Tinubu explained that the new tax laws are not aimed at simply raising taxes but at restructuring the system, harmonising levies and protecting citizens’ dignity while strengthening the social contract. He urged all stakeholders to support the implementation phase and promised that the Presidency will work with the National Assembly to quickly resolve any genuine concerns about the laws.
He also responded to public criticism over alleged changes between the version of the tax laws passed by the National Assembly and the gazetted version. The President said his administration remains committed to due process and the integrity of enacted laws, adding that absolute trust will be earned over time through the right decisions, not “premature, reactive measures.”
The Peoples Democratic Party, PDP, has renewed its demand that the commencement of the new tax regime be suspended over what it calls “dangerous provisions” allegedly smuggled into the gazetted law. The party said Nigerians deserve a thorough investigation to determine who inserted the disputed sections and how they were included, warning that pushing ahead despite public outcry places money above citizens’ welfare.
The PDP argued that even the suspicion that unapproved sections were added to a law affecting all Nigerians is enough reason to pause its implementation. It accused the Tinubu administration of prioritising finances over people’s well being, citing the fuel subsidy removal in 2023 as an example of policies that inflicted severe economic hardship.

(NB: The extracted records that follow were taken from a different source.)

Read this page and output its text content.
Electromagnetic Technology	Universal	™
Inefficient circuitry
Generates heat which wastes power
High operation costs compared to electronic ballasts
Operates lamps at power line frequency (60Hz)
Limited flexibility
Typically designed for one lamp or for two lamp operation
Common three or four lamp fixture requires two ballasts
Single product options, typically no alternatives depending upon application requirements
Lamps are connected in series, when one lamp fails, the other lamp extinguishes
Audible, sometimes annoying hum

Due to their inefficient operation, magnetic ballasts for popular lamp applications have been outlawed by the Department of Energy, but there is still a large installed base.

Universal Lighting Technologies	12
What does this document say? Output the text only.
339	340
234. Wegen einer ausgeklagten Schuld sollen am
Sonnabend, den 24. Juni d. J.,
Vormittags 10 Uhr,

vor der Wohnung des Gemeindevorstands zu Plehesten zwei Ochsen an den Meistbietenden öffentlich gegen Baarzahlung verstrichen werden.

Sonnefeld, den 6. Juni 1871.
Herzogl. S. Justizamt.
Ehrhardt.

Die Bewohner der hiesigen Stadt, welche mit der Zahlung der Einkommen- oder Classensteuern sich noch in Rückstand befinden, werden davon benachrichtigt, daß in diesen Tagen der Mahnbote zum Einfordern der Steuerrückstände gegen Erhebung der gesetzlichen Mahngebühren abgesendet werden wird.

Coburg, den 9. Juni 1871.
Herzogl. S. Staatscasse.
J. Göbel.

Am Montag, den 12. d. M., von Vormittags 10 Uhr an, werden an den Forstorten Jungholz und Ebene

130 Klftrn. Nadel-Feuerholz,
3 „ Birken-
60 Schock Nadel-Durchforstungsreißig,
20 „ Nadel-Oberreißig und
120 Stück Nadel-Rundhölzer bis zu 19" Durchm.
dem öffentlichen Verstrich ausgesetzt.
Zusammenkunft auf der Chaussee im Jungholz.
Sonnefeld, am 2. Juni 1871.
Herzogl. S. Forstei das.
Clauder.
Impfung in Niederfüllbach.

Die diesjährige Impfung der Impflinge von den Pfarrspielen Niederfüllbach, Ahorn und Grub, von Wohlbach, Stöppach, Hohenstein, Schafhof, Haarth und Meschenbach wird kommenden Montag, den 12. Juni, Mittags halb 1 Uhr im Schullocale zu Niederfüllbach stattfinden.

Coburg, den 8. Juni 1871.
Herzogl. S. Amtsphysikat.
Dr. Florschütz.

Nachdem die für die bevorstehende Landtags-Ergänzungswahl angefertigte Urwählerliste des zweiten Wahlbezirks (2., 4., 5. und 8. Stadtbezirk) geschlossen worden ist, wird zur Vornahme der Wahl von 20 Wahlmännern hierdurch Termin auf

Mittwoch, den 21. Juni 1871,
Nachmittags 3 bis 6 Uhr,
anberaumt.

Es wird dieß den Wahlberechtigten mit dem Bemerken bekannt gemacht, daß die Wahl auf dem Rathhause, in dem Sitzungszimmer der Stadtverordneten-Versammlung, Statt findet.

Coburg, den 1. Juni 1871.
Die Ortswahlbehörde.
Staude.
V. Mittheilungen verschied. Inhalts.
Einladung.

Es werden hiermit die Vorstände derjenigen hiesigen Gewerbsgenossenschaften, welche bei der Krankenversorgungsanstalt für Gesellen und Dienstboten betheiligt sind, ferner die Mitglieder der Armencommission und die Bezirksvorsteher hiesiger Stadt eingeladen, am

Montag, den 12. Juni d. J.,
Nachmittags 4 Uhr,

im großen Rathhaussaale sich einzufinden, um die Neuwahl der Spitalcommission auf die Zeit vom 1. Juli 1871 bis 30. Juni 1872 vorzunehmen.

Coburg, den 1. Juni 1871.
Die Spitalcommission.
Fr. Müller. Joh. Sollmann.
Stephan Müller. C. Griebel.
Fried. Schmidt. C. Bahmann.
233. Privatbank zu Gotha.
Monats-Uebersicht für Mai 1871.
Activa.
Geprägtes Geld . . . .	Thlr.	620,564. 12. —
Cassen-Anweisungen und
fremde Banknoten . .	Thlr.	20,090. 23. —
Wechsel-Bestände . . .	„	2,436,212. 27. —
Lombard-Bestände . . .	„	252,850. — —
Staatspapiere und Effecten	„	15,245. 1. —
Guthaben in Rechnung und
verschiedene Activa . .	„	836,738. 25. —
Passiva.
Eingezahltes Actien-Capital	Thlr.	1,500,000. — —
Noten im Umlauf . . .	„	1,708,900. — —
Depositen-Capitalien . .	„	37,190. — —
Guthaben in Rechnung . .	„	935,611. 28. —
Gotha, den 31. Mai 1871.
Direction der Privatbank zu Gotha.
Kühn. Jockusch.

In contrast, the Nigeria Employers’ Consultative Association, NECA, has backed the January 1 start date for the tax reforms, calling any delay “a crime against Nigeria.” NECA Director General Adewale Smatt Oyerinde said stakeholders should allow the reforms to proceed while fixing genuine issues through amendments, noting that no major law is perfect from the outset.
Oyerinde said the reforms have significant potential economic benefits if properly implemented and that organised private sector groups will keep engaging and holding the process accountable. He praised the extensive consultations led by the Presidential Committee on Fiscal Policy and Tax Reforms but stressed that businesses still need a more stable and supportive operating environment.
On foreign exchange, he observed that while the naira has hovered between 1,400 and 1,450 to the dollar for months, the gains seen at the macro level have not yet improved conditions for ordinary Nigerians. He expressed hope that 2026 will be the year when macroeconomic stability begins to translate into real relief at the micro level for households and businesses.